Symptoms of alcohol abuse can include:
- Craving - a strong compulsion to drink.
- Loss of self-control - drinking at unsuitable times and occasions, without consideration for the consequences of inappropriate behaviour.
- Tolerance - the individual needs to drink increasing amounts of alcohol in order to feel drunk or comfortable in social situations.
- Withdrawal symptoms – are usually associated with alcohol dependence, but can be experienced with alcohol abuse.
- Reliance on alcohol in specific situations, for example, social events.
- Drink driving and other irresponsible behaviour associated with intoxication.
- Hangovers which effect work commitments.
- Once consumption has started the drinker may find they are unable to stop until they become ill or black out.
- Short-term memory problems.
Binge drinking is often considered part of social life – ‘it's the weekend so it's okay to drink too much’. For many people who are abusing alcohol this is a way of justifying their behaviour. Phrases like 'my friends drink as much as me' or 'I only drink at the weekend' are heard frequently, but this doesn't mean that abusive drinking patterns are not detrimental. Alcohol affects everyone in a different way and you do not need to be drinking around the clock to experience negative consequences from your drinking. It is a common myth that drinking is only problematic if you are physically addicted. Abusing alcohol can cause problems in your career, your health, your relationships, your ability to maintain control in your life. It can affect those around you and can lead to alcohol dependency. Even without ever increasing to a dependent level, an alcohol abuser puts themselves at risks of a long list of alcohol-related problems. You only have to make one mistake when heavily intoxicated to change your life forever. A recent court case in October 2009 where an 18-year old student killed her best friend and seriously injured another whilst drink driving and was given a 5-year sentence serves to underline the huge risk factors involved with excessive drinking.

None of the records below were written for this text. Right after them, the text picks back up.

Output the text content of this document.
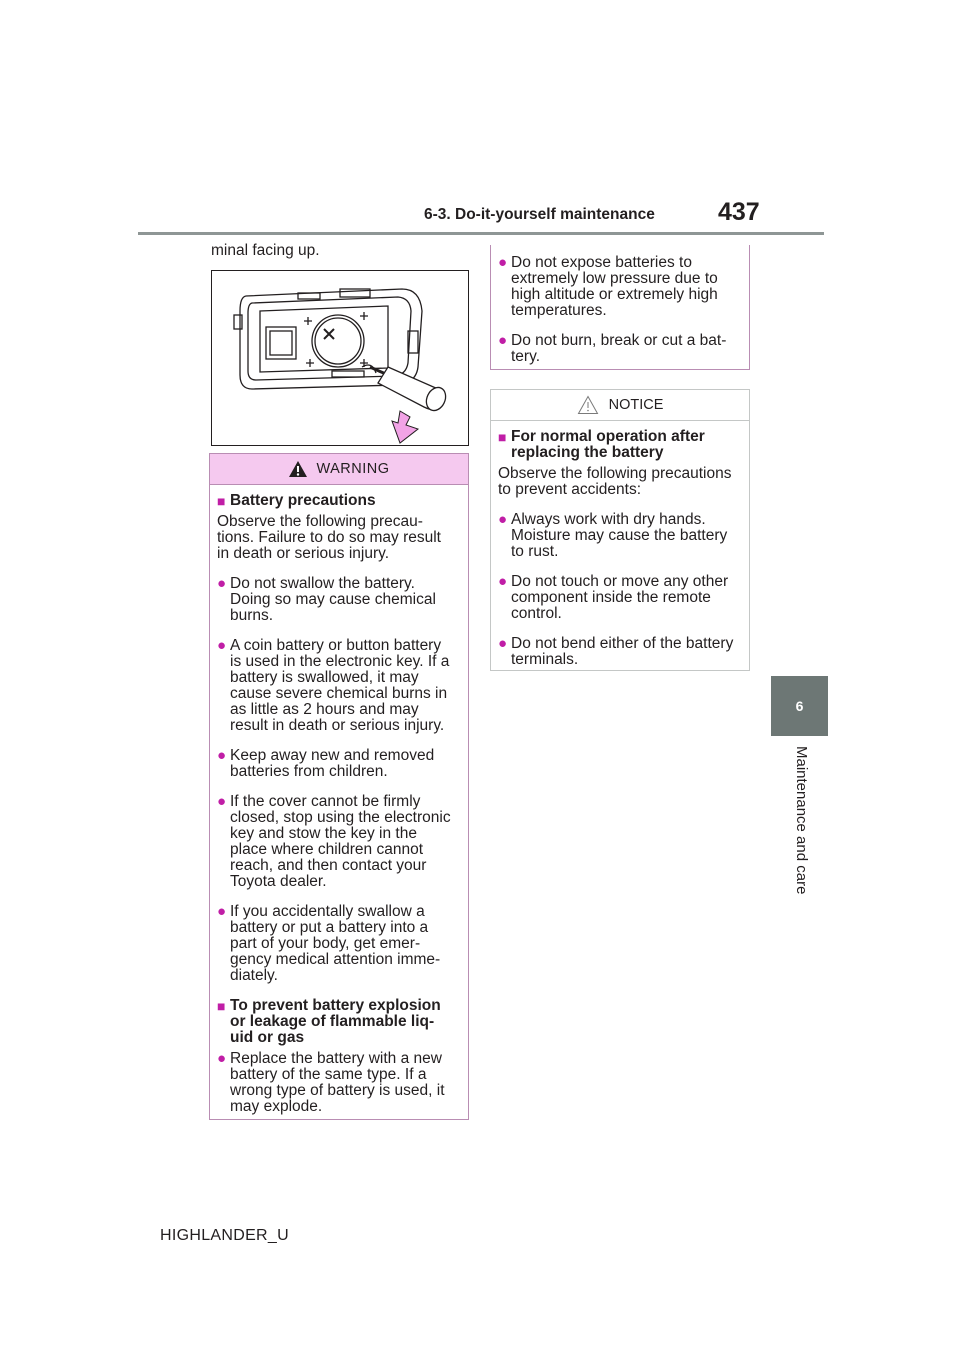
6-3. Do-it-yourself maintenance	437
6
Maintenance and care
minal facing up.
WARNING
■ Battery precautions
Observe the following precau-
tions. Failure to do so may result
in death or serious injury.
● Do not swallow the battery.
Doing so may cause chemical
burns.
● A coin battery or button battery
is used in the electronic key. If a
battery is swallowed, it may
cause severe chemical burns in
as little as 2 hours and may
result in death or serious injury.
● Keep away new and removed
batteries from children.
● If the cover cannot be firmly
closed, stop using the electronic
key and stow the key in the
place where children cannot
reach, and then contact your
Toyota dealer.
● If you accidentally swallow a
battery or put a battery into a
part of your body, get emer-
gency medical attention imme-
diately.
■ To prevent battery explosion
or leakage of flammable liq-
uid or gas
● Replace the battery with a new
battery of the same type. If a
wrong type of battery is used, it
may explode.
● Do not expose batteries to
extremely low pressure due to
high altitude or extremely high
temperatures.
● Do not burn, break or cut a bat-
tery.
NOTICE
■ For normal operation after
replacing the battery
Observe the following precautions
to prevent accidents:
● Always work with dry hands.
Moisture may cause the battery
to rust.
● Do not touch or move any other
component inside the remote
control.
● Do not bend either of the battery
terminals.
HIGHLANDER_U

Have you got a Problem with Alcohol?
If you do not feel you are suffering from alcohol dependency, but experience problems with alcohol abuse, you probably recognise that you think about your drinking behaviour regularly. For example, alcohol abusers often know they have a drinking problem if they have:
- Considered the amount of alcohol they are consuming and thought about reducing it.
- Been annoyed or angry by any criticism of their alcohol consumption.
- Experienced guilty feelings about their drinking.
- Been drinking alone.
- Lied, concealed or acted secretively about their drinking.
Most alcohol-related problems, whether social, psychological or physical, which are due to alcohol abuse, can be avoided if treatment is sought. As a result, legal, social and relationship issues can be avoided, and you can start your recovery by stepping in the direction where you want your life to go - alcohol free.